[Research Highlights] [Recent Projects] [Selected Publications]


國立政治大學 大仁樓307
National Chengchi University, Dept. of Computer Science,
Da-Ren Building 3F
, Taipei, TAIWAN
02-2939-3091#62028

主持人: 廖文宏

Wen-Hung Liao

電子郵件(E-mail)  : whliao at nccu.edu.tw

學歷: Education
  • 國立台灣大學電機工程學系學士 (BSEE, National Taiwan University)
  • 美國德州大學奧斯汀校區電機與電腦工程碩、博士 (MS, Ph.D. The University of Texas at Austin)

 

研究領域: 電腦視覺、圖型識別、深度學習、人機互動

Research Interests: Computer Vision, Pattern Recognition, Deep Learning, Human-Computer Interaction

Common Threads:

  • Human perception of the physical world
  • Signal-level representation
  • Deep learning framework

 


研究成果 (Research Highlights)

(Dec. 2023) The Impact of Parroting Mode on Cross-Lingual Speaker Recognition
 

People use multiple languages in their daily lives across regions worldwide, which motivated us to investigate cross-lingual speaker recognition. In this work, we propose to collect recordings of Mandarin and Spanish, namely the Mandarin-Spanish-Speech Dataset (MSSD-40), to analyze the performance of various audio embeddings for cross-lingual speaker recognition tasks. All participants are fluent in Mandarin, but none of the participants have prior knowledge of the Spanish language. As such, they have been advised to adopt a parroting mode of Spanish speech production, wherein they simply repeat the sounds emanating from the loudspeaker. Using this approach, variations resulting from individual differences in language fluency can be reduced, enabling us to focus on the anatomical aspects of the speech production mechanism.

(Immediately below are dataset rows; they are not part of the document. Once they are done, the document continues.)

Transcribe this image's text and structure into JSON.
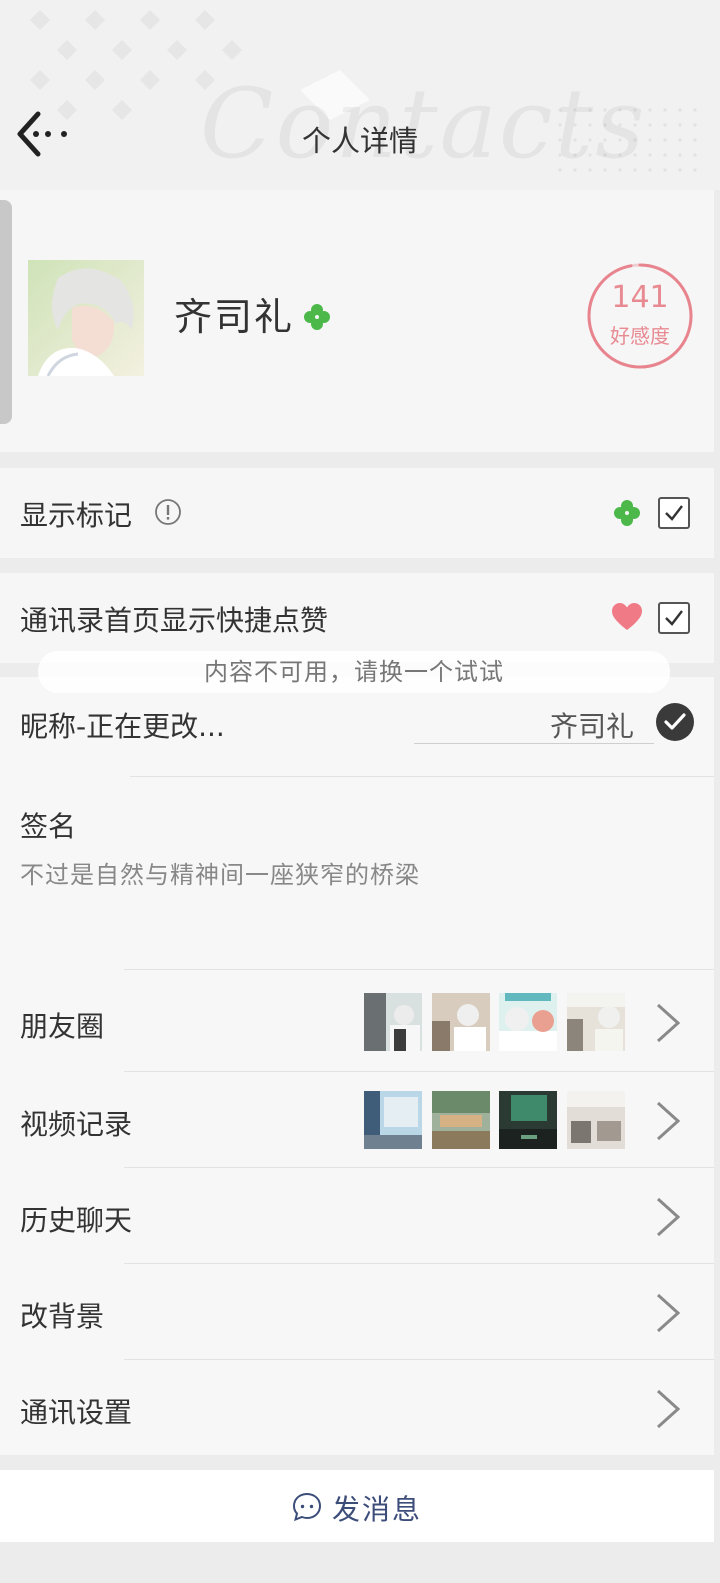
{
  "header": {
    "title": "个人详情",
    "watermark": "Contacts"
  },
  "profile": {
    "name": "齐司礼",
    "affinity_value": "141",
    "affinity_label": "好感度",
    "affinity_progress": 0.97
  },
  "settings": {
    "show_mark_label": "显示标记",
    "show_mark_checked": true,
    "quick_like_label": "通讯录首页显示快捷点赞",
    "quick_like_checked": true
  },
  "toast": {
    "text": "内容不可用，请换一个试试"
  },
  "nickname": {
    "label": "昵称-正在更改...",
    "value": "齐司礼"
  },
  "signature": {
    "label": "签名",
    "text": "不过是自然与精神间一座狭窄的桥梁"
  },
  "menu": [
    {
      "label": "朋友圈"
    },
    {
      "label": "视频记录"
    },
    {
      "label": "历史聊天"
    },
    {
      "label": "改背景"
    },
    {
      "label": "通讯设置"
    }
  ],
  "send": {
    "label": "发消息"
  },
  "colors": {
    "clover": "#4cb84a",
    "heart": "#f07a86",
    "affinity": "#e88a92",
    "send_text": "#3c4d7a"
  },
  "icons": [
    "back-arrow-icon",
    "info-icon",
    "clover-icon",
    "heart-icon",
    "checkmark-icon",
    "chevron-right-icon",
    "chat-bubble-icon"
  ]
}
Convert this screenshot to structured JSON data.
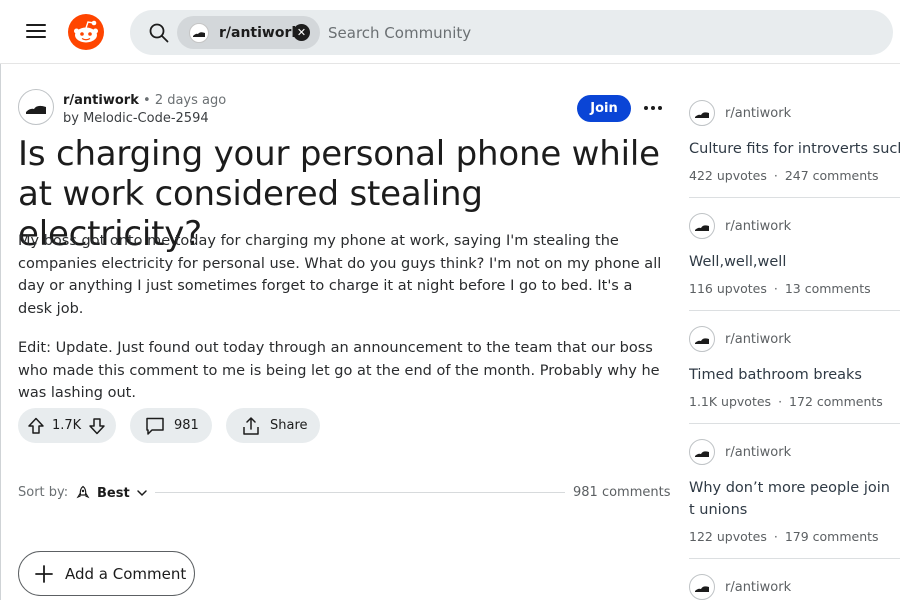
{
  "search": {
    "community_chip": "r/antiwork",
    "placeholder": "Search Community"
  },
  "post": {
    "subreddit": "r/antiwork",
    "separator": "•",
    "time": "2 days ago",
    "author": "by Melodic-Code-2594",
    "join_label": "Join",
    "title": "Is charging your personal phone while at work considered stealing electricity?",
    "body": [
      "My boss got onto me today for charging my phone at work, saying I'm stealing the companies electricity for personal use. What do you guys think? I'm not on my phone all day or anything I just sometimes forget to charge it at night before I go to bed. It's a desk job.",
      "Edit: Update. Just found out today through an announcement to the team that our boss who made this comment to me is being let go at the end of the month. Probably why he was lashing out."
    ],
    "upvotes": "1.7K",
    "comments_count": "981",
    "share_label": "Share"
  },
  "sort": {
    "label": "Sort by:",
    "value": "Best",
    "total_comments": "981 comments"
  },
  "add_comment_label": "Add a Comment",
  "related": [
    {
      "subreddit": "r/antiwork",
      "title": "Culture fits for introverts suck",
      "upvotes": "422 upvotes",
      "comments": "247 comments"
    },
    {
      "subreddit": "r/antiwork",
      "title": "Well,well,well",
      "upvotes": "116 upvotes",
      "comments": "13 comments"
    },
    {
      "subreddit": "r/antiwork",
      "title": "Timed bathroom breaks",
      "upvotes": "1.1K upvotes",
      "comments": "172 comments"
    },
    {
      "subreddit": "r/antiwork",
      "title": "Why don’t more people join t unions",
      "upvotes": "122 upvotes",
      "comments": "179 comments"
    },
    {
      "subreddit": "r/antiwork"
    }
  ],
  "stats_separator": "·",
  "colors": {
    "brand": "#ff4500",
    "join_button": "#0a45d6",
    "pill_bg": "#e8ecee"
  }
}
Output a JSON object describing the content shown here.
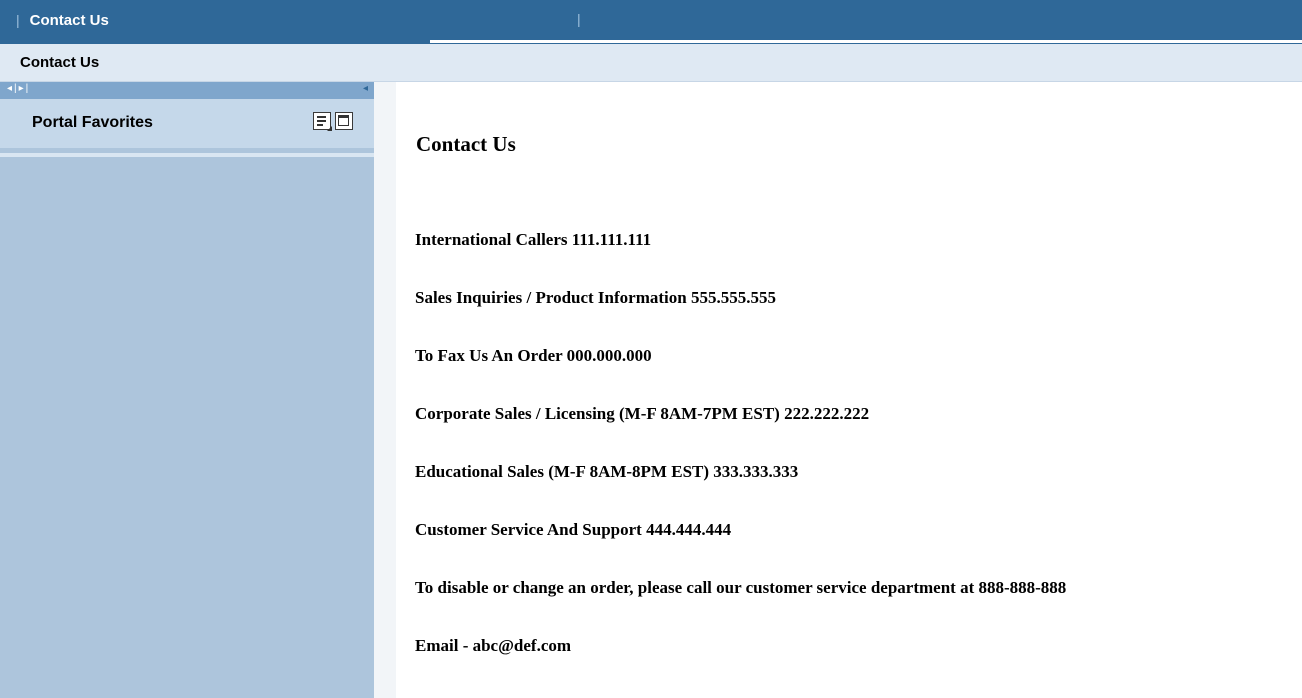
{
  "topnav": {
    "tab_label": "Contact Us"
  },
  "page_header": {
    "title": "Contact Us"
  },
  "left_panel": {
    "favorites_label": "Portal Favorites",
    "menu_icon": "list-menu-icon",
    "window_icon": "window-icon"
  },
  "content": {
    "heading": "Contact Us",
    "lines": [
      "International Callers 111.111.111",
      "Sales Inquiries / Product Information 555.555.555",
      "To Fax Us An Order 000.000.000",
      "Corporate Sales / Licensing (M-F 8AM-7PM EST) 222.222.222",
      "Educational Sales (M-F 8AM-8PM EST) 333.333.333",
      "Customer Service And Support 444.444.444",
      "To disable or change an order, please call our customer service department at 888-888-888",
      "Email - abc@def.com"
    ]
  },
  "colors": {
    "topbar": "#2f6898",
    "header": "#dfe9f3",
    "panel": "#adc5dc",
    "panel_header": "#c5d8ea"
  }
}
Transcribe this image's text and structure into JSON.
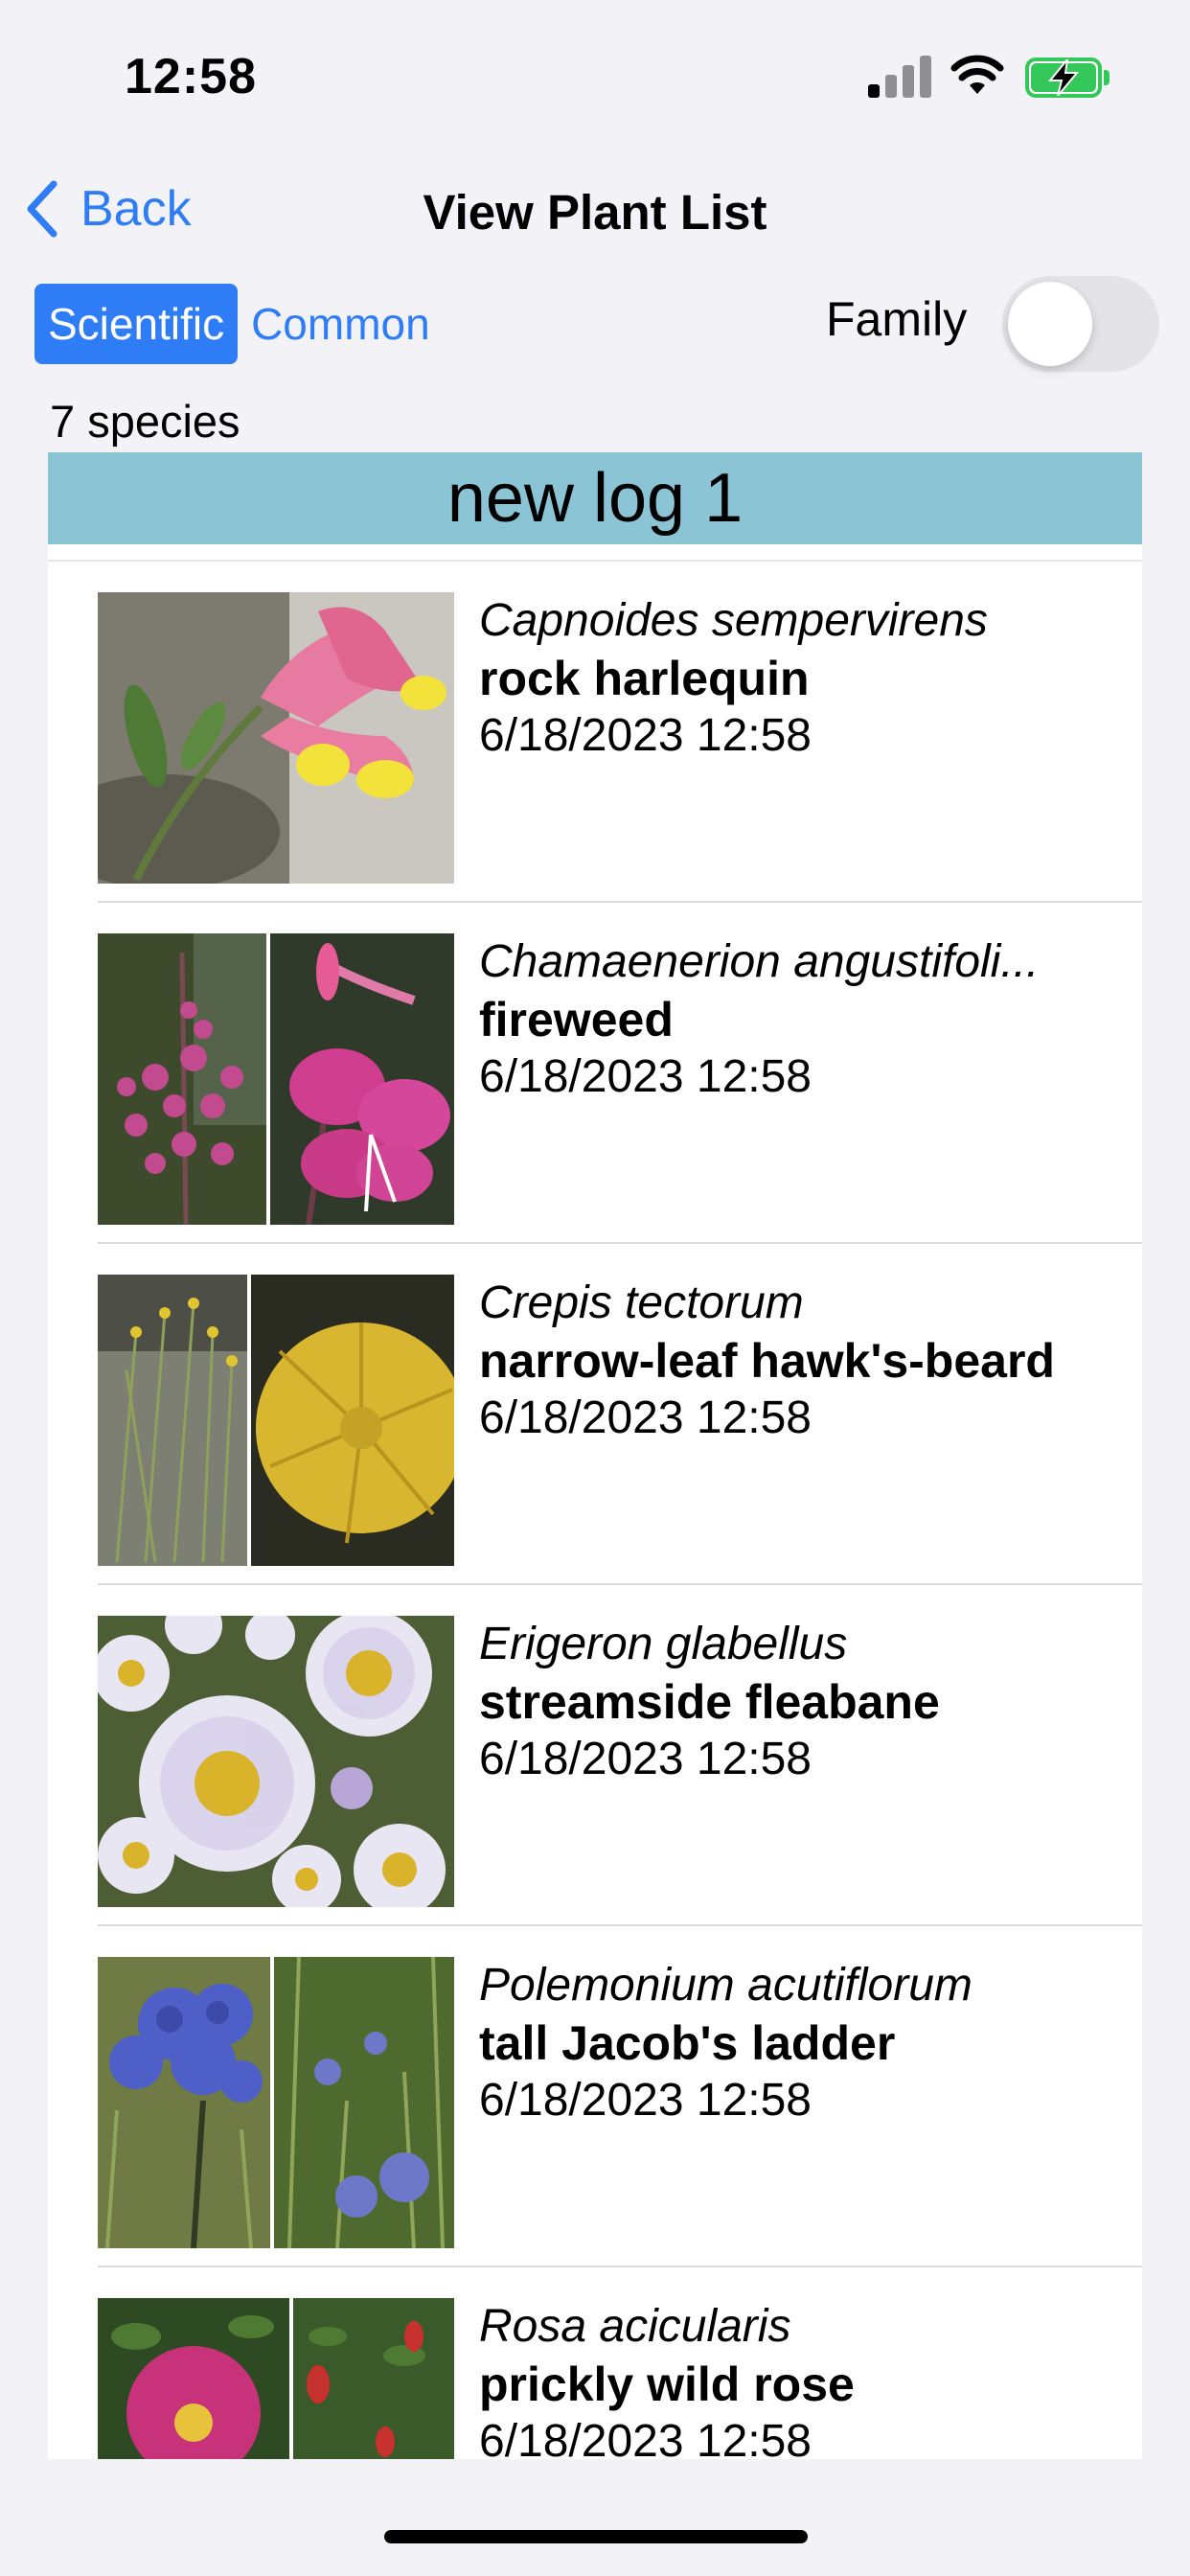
{
  "status_bar": {
    "time": "12:58"
  },
  "nav": {
    "back_label": "Back",
    "title": "View Plant List"
  },
  "controls": {
    "scientific_label": "Scientific",
    "common_label": "Common",
    "family_label": "Family",
    "family_on": false
  },
  "species_count": "7 species",
  "log_title": "new log 1",
  "plants": [
    {
      "scientific": "Capnoides sempervirens",
      "common": "rock harlequin",
      "date": "6/18/2023 12:58"
    },
    {
      "scientific": "Chamaenerion angustifoli...",
      "common": "fireweed",
      "date": "6/18/2023 12:58"
    },
    {
      "scientific": "Crepis tectorum",
      "common": "narrow-leaf hawk's-beard",
      "date": "6/18/2023 12:58"
    },
    {
      "scientific": "Erigeron glabellus",
      "common": "streamside fleabane",
      "date": "6/18/2023 12:58"
    },
    {
      "scientific": "Polemonium acutiflorum",
      "common": "tall Jacob's ladder",
      "date": "6/18/2023 12:58"
    },
    {
      "scientific": "Rosa acicularis",
      "common": "prickly wild rose",
      "date": "6/18/2023 12:58"
    }
  ],
  "colors": {
    "accent": "#2f7df6",
    "log_header": "#8bc4d4",
    "battery": "#34c759"
  }
}
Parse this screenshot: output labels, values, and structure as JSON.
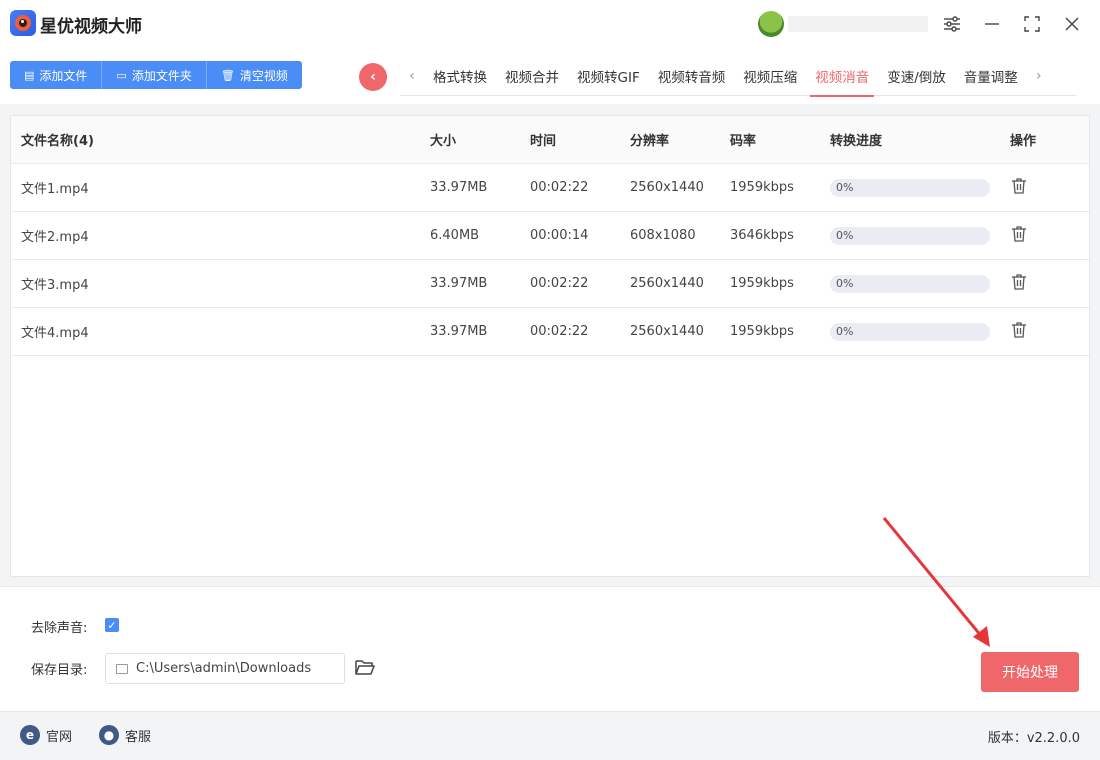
{
  "app": {
    "title": "星优视频大师"
  },
  "toolbar": {
    "add_file": "添加文件",
    "add_folder": "添加文件夹",
    "clear": "清空视频"
  },
  "tabs": [
    {
      "label": "格式转换"
    },
    {
      "label": "视频合并"
    },
    {
      "label": "视频转GIF"
    },
    {
      "label": "视频转音频"
    },
    {
      "label": "视频压缩"
    },
    {
      "label": "视频消音",
      "active": true
    },
    {
      "label": "变速/倒放"
    },
    {
      "label": "音量调整"
    }
  ],
  "table": {
    "headers": {
      "name": "文件名称(4)",
      "size": "大小",
      "time": "时间",
      "resolution": "分辨率",
      "bitrate": "码率",
      "progress": "转换进度",
      "action": "操作"
    },
    "rows": [
      {
        "name": "文件1.mp4",
        "size": "33.97MB",
        "time": "00:02:22",
        "resolution": "2560x1440",
        "bitrate": "1959kbps",
        "progress": "0%"
      },
      {
        "name": "文件2.mp4",
        "size": "6.40MB",
        "time": "00:00:14",
        "resolution": "608x1080",
        "bitrate": "3646kbps",
        "progress": "0%"
      },
      {
        "name": "文件3.mp4",
        "size": "33.97MB",
        "time": "00:02:22",
        "resolution": "2560x1440",
        "bitrate": "1959kbps",
        "progress": "0%"
      },
      {
        "name": "文件4.mp4",
        "size": "33.97MB",
        "time": "00:02:22",
        "resolution": "2560x1440",
        "bitrate": "1959kbps",
        "progress": "0%"
      }
    ]
  },
  "settings": {
    "remove_audio_label": "去除声音:",
    "remove_audio_checked": true,
    "save_dir_label": "保存目录:",
    "save_dir_value": "C:\\Users\\admin\\Downloads",
    "start_button": "开始处理"
  },
  "footer": {
    "website": "官网",
    "support": "客服",
    "version": "版本：v2.2.0.0"
  },
  "colors": {
    "accent_blue": "#4a8df6",
    "accent_red": "#f0676b"
  }
}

(July 2023) Deep Hierarchical Neural Networks and Its Applications

This research introduces a novel hierarchical model and training method called HCN (Hierarchy-constrained Network). During training, the features of the parent class are fused into the features of the child class. Additionally, two constraints are added to the objective function of the model. The first constraint considers the similarity of features between parent and child classes. If two sets of images belong to the same parent class, their features should be similar. The second constraint ensures that the predicted outputs of parent and child class categories maintain consistent relationships, such as the dog category of the child class corresponding to the animal category of the parent class, and not a truck category

(Nov. 2023) Bidirectional Loss for Robust Change Detection in Satellite Images

Given an image pair that consists of a reference image and a query input, the objective of pixel-level change detection (CD) is to label each pixel with either 0 (no change) or 1 (change) class to locate the modified region. In this work, we evaluate the performance of deep-learning-based methods for pixelwise change detection in satellite images. Specifically, we compare three models, namely, SNUNet (CNN-based), BIT (a combination of CNN and transformer), and ChangeFormer (transformer-based) under various settings, including query preprocessing, cloud overlay, resolution change and reversal of input pair. We have identified a common discrepancy in existing approaches, i.e., their inability to cope with input in reverse order. To address this issue, two possible solutions have been proposed. The first method utilizes a data-augmentation scheme by adding reversely ordered data to the training set. The second approach modifies the loss function to incorporate bidirectional change detection during the optimization process. Both strategies have proven to work effectively, maintaining comparable performance regardless of the input order or change type.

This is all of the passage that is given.